Ökumenischer Gottesdienst mit Segnung des Hirtenstabs
Mit einem ökumenischen Gottesdienst endet am Sonntag, 25. Januar 2026, die 100. Grüne Woche in Berlin. Ein besonderer Moment des Gottesdienstes ist der Segen zum Beginn der Pilgerreise im „Jahr des Hirten“.
von Evangelische Kirche Berlin-Brandenburg schlesische Oberlausitz (EKBO) / Red. erschienen am 23.01.2026Von 11:00 bis 11:45 Uhr laden die christlichen Kirchen gemeinsam mit der Grünen Woche in die Halle 3.2. der Messe Berlin ein, um gemeinsam Dank zu sagen, innezuhalten und Perspektiven für die Zukunft zu eröffnen. Erstmals findet damit ein Gottesdienst direkt auf der Grünen Woche statt.

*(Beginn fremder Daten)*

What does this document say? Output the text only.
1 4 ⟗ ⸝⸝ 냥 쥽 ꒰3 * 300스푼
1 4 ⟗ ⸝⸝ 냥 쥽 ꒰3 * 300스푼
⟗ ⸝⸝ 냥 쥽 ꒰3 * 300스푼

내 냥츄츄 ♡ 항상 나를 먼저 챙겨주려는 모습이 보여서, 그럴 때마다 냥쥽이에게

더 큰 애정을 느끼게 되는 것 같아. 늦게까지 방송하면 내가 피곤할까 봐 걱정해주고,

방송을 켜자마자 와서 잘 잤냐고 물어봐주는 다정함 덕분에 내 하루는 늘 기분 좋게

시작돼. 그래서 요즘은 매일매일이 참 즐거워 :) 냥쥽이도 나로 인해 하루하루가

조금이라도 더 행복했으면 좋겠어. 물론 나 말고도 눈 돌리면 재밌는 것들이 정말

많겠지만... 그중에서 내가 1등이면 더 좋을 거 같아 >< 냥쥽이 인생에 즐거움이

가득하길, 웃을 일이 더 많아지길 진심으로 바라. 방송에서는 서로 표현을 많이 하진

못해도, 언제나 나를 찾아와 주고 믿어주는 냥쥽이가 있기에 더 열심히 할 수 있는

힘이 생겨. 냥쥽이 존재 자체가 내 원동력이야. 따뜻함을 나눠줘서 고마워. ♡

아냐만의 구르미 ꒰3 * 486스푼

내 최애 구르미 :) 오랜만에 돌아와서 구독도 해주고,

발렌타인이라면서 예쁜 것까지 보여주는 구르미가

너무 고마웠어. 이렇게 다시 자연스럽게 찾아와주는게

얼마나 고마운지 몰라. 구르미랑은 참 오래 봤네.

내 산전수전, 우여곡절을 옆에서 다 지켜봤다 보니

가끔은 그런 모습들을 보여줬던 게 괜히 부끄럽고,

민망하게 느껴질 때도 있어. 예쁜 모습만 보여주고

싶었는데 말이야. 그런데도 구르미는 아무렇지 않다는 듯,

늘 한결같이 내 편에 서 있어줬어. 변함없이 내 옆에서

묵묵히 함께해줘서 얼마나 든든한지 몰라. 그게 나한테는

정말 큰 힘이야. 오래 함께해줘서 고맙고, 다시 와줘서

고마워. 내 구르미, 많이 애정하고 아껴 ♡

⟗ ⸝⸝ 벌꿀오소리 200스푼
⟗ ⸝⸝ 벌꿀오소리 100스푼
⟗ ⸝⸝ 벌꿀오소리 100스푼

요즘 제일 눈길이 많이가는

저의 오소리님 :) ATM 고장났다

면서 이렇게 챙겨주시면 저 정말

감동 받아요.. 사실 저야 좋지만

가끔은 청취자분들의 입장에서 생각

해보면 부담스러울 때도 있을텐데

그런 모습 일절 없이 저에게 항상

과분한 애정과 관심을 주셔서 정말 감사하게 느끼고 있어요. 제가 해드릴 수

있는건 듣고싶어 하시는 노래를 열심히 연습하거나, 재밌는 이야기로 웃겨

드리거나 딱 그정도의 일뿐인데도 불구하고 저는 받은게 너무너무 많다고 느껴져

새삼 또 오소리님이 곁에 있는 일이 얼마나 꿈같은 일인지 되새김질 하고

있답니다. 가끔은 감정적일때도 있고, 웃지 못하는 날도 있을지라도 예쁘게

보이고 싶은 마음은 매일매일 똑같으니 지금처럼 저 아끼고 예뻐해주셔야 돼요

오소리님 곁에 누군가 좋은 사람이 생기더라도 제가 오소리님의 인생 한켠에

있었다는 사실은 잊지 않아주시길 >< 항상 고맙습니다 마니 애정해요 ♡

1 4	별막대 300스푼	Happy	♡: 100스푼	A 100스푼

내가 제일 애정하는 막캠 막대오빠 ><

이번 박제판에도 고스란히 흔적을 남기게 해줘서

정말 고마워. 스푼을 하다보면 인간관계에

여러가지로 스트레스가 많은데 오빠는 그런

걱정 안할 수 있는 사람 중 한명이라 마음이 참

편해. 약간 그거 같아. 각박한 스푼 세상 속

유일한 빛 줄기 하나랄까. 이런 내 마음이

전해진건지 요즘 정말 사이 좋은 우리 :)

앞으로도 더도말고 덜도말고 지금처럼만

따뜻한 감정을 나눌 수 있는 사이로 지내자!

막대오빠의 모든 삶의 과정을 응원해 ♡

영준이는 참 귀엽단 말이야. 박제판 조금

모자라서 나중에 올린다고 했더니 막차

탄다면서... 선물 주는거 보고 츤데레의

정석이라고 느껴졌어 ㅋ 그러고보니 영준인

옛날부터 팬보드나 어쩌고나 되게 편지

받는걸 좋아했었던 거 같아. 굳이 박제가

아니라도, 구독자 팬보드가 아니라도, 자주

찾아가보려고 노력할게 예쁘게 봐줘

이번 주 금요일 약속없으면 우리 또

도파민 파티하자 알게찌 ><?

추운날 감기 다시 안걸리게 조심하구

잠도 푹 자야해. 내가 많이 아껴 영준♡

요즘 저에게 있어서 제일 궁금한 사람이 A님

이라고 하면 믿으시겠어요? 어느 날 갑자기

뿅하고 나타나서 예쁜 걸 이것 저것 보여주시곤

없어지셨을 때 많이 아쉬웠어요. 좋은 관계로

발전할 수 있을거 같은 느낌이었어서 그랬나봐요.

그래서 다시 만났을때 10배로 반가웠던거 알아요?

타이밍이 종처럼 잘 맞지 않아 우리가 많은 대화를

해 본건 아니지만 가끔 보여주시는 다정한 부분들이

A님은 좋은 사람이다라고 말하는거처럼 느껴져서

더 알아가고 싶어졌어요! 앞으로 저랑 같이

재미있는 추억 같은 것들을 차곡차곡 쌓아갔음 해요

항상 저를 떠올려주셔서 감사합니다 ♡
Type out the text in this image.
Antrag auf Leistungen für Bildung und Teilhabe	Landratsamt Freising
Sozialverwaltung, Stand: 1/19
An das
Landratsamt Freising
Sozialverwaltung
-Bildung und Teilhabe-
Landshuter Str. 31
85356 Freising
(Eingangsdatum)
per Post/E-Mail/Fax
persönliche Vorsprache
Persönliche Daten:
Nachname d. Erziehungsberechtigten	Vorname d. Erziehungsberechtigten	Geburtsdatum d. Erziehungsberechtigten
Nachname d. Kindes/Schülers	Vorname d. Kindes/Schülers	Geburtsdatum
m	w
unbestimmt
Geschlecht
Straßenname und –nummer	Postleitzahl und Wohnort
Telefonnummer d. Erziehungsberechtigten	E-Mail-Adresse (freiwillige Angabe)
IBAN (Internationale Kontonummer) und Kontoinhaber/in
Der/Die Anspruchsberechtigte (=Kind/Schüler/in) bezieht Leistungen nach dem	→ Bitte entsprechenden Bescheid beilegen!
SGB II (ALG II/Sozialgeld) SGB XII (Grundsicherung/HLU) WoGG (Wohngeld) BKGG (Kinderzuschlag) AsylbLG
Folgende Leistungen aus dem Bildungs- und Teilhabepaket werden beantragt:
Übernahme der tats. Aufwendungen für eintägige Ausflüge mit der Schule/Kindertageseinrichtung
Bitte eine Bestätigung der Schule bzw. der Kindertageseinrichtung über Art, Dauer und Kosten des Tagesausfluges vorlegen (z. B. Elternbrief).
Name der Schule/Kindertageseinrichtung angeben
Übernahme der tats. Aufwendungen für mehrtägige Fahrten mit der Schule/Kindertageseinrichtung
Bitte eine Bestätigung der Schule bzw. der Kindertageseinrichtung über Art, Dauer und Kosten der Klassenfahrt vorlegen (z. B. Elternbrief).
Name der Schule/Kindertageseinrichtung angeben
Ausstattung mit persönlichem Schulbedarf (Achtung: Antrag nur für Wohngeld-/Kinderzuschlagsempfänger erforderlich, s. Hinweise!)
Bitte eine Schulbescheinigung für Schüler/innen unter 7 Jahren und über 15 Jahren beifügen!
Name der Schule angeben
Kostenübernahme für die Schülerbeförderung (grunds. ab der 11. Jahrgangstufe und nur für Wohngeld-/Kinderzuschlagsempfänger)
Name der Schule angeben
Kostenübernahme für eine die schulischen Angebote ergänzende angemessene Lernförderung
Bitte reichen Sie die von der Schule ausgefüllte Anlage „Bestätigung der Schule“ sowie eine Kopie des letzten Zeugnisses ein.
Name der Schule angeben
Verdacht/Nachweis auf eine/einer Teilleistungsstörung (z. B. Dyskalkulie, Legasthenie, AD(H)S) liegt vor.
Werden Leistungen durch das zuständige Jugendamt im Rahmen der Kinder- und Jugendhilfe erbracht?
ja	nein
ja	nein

Der Gottesdienst steht unter dem biblischen Leitwort „Gott ist mein Hirte. Mir wird nichts fehlen“ (Psalm 23) und greift zentrale Themen der Grünen Woche wie Verantwortung für Schöpfung, nachhaltige Landwirtschaft und Ernährungsgerechtigkeit auf.
Sabine Werth, Gründerin der Berliner Tafel und der Initiative „Laib und Seele“ mit über 50 Ausgabestellen, predigt gemeinsam mit der evangelischen Generalsuperintendentin von Berlin, Prof. Dr. Julia Helmke, über Dankbarkeit, Mangel und Fülle sowie solidarisches Handeln in herausfordernden Zeiten.
Der Hirtenzug beginnt!
Der Segen zum Beginn der Pilgerreise im „Jahr des Hirten“ wird von Monsignore Dr. Hansjörg Günther aus dem Erzbistum Berlin, Vorsitzender des Ökumenischen Rates Berlin-Brandenburg, gespendet. Der Hirtenstab als zentrales Symbol begleitet diesen Teil des Gottesdienstes, bei dem der Schafzuchtverband Berlin-Brandenburg mitwirkt und so die Verbindung von Glauben, Tradition und landwirtschaftlicher Praxis sichtbar macht.
Die musikalische Gestaltung übernimmt die Bläserband „Lankwitz Horns“, die dem Gottesdienst einen festlichen und zugleich lebendigen Rahmen verleiht.
Der ökumenische Gottesdienst ist offen für alle Messegäste, Ausstellenden und Interessierten und bildet den spirituellen Abschluss der Jubiläumsausgabe der Grünen Woche Berlin.